Arts and sciences are equally necessary. Stop pitting one against the other.

I never had an affinity for studying science. But come on, who can actually scroll past when you have a nice essay by Carl Sagan on your newsfeed? You HAVE TO read it. No matter what background you come from.

I haven’t fully understood this battle between the sciences and the arts. Okay, okay. We all have those moments when we decide to defend our respective subjects or us arts people jump to sciences, lampoon or lambaste occasionally, but this battle now seems to be never-ending. Science accusing the arts to be too unrealistic, and arts accusing sciences of ruining cultures in the name of progress.

It is puerile, of course. Both are symbiotic to each other. There are thousands of still-thriving debates, and it seems to me that even arts does not understand science as much as arts is misunderstood by the scientific community.

Being a student of arts, it especially irks me when there are people who just would not accept that science has as much scope as arts does. It just depends which end of the telescope we are looking from.

So, here I am, defending science, writing against the three most famous arguments that arts use to diss the sciences.

1. Science is destructive

Books an propaganda
You say science destroys, eh?

False. What is destructive and what isn’t depends on what use something is being put into.

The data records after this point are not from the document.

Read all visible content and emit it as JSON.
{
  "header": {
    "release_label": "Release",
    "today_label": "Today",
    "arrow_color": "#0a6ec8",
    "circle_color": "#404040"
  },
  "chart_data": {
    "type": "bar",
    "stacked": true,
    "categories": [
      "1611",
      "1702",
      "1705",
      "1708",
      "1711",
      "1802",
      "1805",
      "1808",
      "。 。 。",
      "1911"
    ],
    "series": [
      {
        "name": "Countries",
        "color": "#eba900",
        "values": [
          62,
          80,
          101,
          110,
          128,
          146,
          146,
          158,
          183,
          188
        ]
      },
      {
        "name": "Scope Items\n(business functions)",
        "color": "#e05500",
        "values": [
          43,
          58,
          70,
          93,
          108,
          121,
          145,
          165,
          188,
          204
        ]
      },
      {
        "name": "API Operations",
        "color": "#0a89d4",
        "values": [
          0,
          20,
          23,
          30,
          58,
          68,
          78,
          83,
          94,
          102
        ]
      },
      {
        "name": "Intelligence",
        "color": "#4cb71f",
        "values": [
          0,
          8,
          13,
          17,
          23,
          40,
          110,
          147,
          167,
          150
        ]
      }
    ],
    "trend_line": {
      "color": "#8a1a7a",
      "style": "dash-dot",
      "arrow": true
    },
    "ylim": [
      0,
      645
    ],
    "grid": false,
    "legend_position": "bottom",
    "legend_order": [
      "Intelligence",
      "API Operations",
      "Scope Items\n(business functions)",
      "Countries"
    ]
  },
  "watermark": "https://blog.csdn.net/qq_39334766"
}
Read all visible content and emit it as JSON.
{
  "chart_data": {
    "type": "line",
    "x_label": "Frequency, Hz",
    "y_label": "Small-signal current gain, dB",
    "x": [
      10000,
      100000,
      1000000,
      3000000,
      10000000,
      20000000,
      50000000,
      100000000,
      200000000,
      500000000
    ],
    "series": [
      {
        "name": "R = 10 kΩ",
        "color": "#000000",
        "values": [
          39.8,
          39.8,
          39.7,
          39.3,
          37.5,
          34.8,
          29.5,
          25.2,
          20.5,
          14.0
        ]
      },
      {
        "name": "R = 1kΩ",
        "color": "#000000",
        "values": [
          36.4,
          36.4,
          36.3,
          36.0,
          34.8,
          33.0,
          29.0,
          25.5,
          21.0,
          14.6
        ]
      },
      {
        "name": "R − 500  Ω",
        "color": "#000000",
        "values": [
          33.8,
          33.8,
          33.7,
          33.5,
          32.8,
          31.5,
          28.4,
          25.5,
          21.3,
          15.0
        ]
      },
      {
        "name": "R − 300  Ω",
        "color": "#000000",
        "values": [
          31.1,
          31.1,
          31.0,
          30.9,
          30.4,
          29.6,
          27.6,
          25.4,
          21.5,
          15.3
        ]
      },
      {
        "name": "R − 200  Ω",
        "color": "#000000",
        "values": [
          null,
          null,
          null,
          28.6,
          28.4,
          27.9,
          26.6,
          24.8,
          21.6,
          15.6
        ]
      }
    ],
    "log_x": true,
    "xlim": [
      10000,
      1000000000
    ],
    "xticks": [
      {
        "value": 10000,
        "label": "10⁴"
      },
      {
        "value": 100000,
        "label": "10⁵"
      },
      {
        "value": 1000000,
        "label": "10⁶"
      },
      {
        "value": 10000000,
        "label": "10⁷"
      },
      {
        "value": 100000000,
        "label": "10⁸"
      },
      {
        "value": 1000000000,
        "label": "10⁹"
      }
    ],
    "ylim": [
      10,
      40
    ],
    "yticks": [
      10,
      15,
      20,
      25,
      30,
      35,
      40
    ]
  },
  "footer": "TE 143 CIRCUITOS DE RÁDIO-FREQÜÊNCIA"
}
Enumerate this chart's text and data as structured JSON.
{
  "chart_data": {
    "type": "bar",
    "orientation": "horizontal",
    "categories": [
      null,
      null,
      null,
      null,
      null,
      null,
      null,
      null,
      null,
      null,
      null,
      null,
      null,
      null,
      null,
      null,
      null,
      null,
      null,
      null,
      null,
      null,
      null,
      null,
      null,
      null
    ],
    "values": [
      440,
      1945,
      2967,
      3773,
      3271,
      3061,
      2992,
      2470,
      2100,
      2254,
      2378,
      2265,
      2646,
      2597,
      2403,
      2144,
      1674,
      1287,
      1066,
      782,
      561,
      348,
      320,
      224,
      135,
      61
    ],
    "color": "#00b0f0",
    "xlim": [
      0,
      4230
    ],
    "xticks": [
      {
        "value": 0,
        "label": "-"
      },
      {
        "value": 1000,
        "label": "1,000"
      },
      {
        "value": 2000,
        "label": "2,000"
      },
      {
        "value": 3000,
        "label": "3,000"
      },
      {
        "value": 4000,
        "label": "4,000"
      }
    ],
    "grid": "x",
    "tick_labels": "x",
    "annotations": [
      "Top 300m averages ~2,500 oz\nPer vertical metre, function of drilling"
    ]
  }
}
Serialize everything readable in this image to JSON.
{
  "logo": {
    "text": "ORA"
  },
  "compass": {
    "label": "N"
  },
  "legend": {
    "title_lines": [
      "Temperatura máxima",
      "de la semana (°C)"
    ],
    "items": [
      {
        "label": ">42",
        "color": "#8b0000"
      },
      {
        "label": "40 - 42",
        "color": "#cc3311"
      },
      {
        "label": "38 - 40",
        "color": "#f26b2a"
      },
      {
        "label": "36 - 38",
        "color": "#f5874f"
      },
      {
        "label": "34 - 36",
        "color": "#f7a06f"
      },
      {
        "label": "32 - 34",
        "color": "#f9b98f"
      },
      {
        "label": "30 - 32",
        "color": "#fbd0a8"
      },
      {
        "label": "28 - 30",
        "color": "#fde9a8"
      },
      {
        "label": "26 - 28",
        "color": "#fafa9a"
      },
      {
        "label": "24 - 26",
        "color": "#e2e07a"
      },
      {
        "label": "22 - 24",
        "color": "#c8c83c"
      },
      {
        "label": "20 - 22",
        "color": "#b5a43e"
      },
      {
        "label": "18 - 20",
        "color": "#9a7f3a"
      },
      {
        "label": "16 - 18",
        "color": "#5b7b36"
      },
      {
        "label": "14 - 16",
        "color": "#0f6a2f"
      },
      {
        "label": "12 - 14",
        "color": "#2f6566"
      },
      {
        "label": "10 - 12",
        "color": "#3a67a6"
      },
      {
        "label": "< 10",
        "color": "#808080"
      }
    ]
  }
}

Science helped art thrive. How can we ever forget the Gutenberg printing press. How would we have disseminated the wisdom of hundreds of thinkers without the printing press?

Arts can be molded to become propaganda too. Propaganda literature, propaganda movies thriving everywhere even to this day. You can blame science for making the dissemination possible. But here science only becomes a medium. It is not the source for all these disruptions.

2. Science is not creative

Education system is limiting.
Isn’t it the case with the entire education system?

“The great scientists are artists as well,” Albert Einstein.

One reason why people might accuse sciences of lacking creative scope is because there are major problems in the ways sciences are taught in institutions that restrict creativity. Mechanical class schedules, regular tests and complying with previous age-old results bind students to the curricula.

But we cannot deny that there is absolutely no creative space that science provides. Everything from designing airplanes to making buildings is as much a work of science, never forget that.

3. Science is objective, no scope for digression from the norm

There is always a scope for debate and digression.
A debate only exists when there are opposing ideas.

Had that been true, no scientist would still debate about the Big Bang. How can one say that science is restrictive when there are thousands of debates mushrooming every day, about almost everything?

If we ask about the existence of time from, for example, a philosopher and from a scientist, both will have different ways to approach the concept because their fields of study are different, and that is the basic reason why scientists do not perceive time the same way as some philosophers might do.

But just like philosophers, scientists do have different theories about time – some believe in it as a unit of measurement, the others think it is a construct, while a minority of scientists believe that our location in the universe decides what time is. The different the scientists, the more diverse the debate gets.

The arts and the sciences are equally important to each other. Let’s just stop this childish Us versus Them. It only wastes energy and time. Invest in something that makes sense.